Der Beklagten sei es nicht gelungen, die Vermutung des § 22 AGG zu widerlegen. Insbesondere könne sich die Beklagte nicht mit Erfolg darauf berufen, das höhere Grundentgelt des männlichen Kollegen beruhe nicht auf dem Geschlecht, sondern auf dem Umstand, dass dieser ein höheres Entgelt ausgehandelt habe. Zudem könne die Beklagte die Vermutung der Entgeltbenachteiligung aufgrund des Geschlechts nicht mit der Begründung widerlegen, der Arbeitnehmer sei einer besser vergüteten ausgeschiedenen Arbeitnehmerin nachgefolgt.

Hinweise für die Praxis

Das BAG nimmt mit seiner Entscheidung einer häufigen Begründung für die ungleiche Bezahlung von Männern und Frauen den Wind aus den Segeln. Mit dem Argument, der männliche Kollege sei bei den Gehaltsverhandlungen forscher aufgetreten, kann eine vermutete Diskriminierung aufgrund des Geschlechts zukünftig nicht mehr widerlegt werden.

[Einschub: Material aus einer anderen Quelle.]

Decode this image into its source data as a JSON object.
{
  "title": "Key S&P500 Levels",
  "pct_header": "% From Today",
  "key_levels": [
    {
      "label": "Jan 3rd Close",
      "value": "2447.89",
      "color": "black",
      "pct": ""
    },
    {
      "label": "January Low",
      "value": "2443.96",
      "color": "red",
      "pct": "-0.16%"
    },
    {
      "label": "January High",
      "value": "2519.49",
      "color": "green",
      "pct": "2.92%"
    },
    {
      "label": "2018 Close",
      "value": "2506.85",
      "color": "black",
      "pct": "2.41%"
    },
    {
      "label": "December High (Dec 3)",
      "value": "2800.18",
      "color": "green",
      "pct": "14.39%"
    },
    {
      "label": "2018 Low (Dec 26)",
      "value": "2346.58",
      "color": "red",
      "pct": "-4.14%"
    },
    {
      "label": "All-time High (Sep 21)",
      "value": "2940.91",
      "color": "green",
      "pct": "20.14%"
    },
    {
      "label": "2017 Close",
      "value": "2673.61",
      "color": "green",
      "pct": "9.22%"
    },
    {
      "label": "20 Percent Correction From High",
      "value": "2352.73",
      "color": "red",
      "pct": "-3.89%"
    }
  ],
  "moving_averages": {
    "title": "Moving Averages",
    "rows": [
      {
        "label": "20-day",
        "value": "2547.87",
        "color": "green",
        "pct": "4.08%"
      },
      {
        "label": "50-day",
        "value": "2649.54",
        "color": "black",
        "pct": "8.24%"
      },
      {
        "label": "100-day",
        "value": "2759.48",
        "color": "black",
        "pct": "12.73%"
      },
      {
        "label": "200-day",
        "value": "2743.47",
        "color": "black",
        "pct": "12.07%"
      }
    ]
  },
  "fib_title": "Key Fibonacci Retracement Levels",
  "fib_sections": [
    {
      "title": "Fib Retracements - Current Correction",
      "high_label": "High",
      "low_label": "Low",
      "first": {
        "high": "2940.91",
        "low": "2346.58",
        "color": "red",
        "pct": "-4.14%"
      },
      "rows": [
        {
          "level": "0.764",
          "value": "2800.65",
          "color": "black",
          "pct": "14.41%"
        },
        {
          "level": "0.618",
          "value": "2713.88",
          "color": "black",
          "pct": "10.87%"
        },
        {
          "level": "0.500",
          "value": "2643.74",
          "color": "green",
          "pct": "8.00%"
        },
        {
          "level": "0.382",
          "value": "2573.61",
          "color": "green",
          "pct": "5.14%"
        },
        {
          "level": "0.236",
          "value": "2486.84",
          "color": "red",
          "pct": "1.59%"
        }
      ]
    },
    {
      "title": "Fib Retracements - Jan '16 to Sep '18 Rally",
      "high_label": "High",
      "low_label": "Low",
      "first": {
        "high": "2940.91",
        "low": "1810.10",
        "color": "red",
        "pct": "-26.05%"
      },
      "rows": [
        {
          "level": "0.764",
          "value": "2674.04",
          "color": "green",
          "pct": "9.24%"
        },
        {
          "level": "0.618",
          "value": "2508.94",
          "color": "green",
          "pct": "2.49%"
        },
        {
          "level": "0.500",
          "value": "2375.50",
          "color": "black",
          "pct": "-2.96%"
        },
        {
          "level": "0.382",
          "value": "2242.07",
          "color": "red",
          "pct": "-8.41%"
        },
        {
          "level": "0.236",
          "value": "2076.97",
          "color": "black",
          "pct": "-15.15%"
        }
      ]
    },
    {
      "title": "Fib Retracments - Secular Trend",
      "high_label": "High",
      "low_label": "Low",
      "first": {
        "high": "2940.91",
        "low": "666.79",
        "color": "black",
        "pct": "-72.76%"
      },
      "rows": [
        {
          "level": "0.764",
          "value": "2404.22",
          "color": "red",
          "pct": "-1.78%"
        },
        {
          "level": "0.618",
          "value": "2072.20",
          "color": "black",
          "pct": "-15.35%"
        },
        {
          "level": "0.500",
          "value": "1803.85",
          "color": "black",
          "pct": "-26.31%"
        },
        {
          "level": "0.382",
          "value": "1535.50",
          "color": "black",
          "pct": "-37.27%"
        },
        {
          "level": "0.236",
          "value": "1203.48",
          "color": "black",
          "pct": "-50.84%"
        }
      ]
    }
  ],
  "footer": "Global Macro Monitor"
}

Das Gericht schränkt damit in nachvollziehbarer Weise die Privatautonomie der Arbeitsvertrags­parteien zugunsten einer größeren Entgeltgerechtigkeit ein. Denn der Verweis auf die Gehalts­verhandlungen eignet sich grundsätzlich, um jede Lohnlücke zu erklären. Genügt dies als Rechtfertigung, wäre dem Entgeltgleichheitsgebot des § 7 EntgTranspG einiges von seiner Wirkmacht genommen.

Der vorliegend eingeklagte Differenzlohn- und Entschädigungsanspruch besteht unabhängig von der Betriebsgröße, so dass auch kleinere Unternehmen einem Haftungsrisiko ausgesetzt sind. Arbeitgeber sollten künftig noch genauer prüfen, ob eine unterschiedliche Bezahlung von Mitarbeitern durch objektive Kriterien wie Qualifikation oder Berufserfahrung gerechtfertigt werden kann. Diese Kriterien sollten im Zweifel sorgfältig dokumentiert werden, um später gegen den Vorwurf einer Diskriminierung gewappnet zu sein.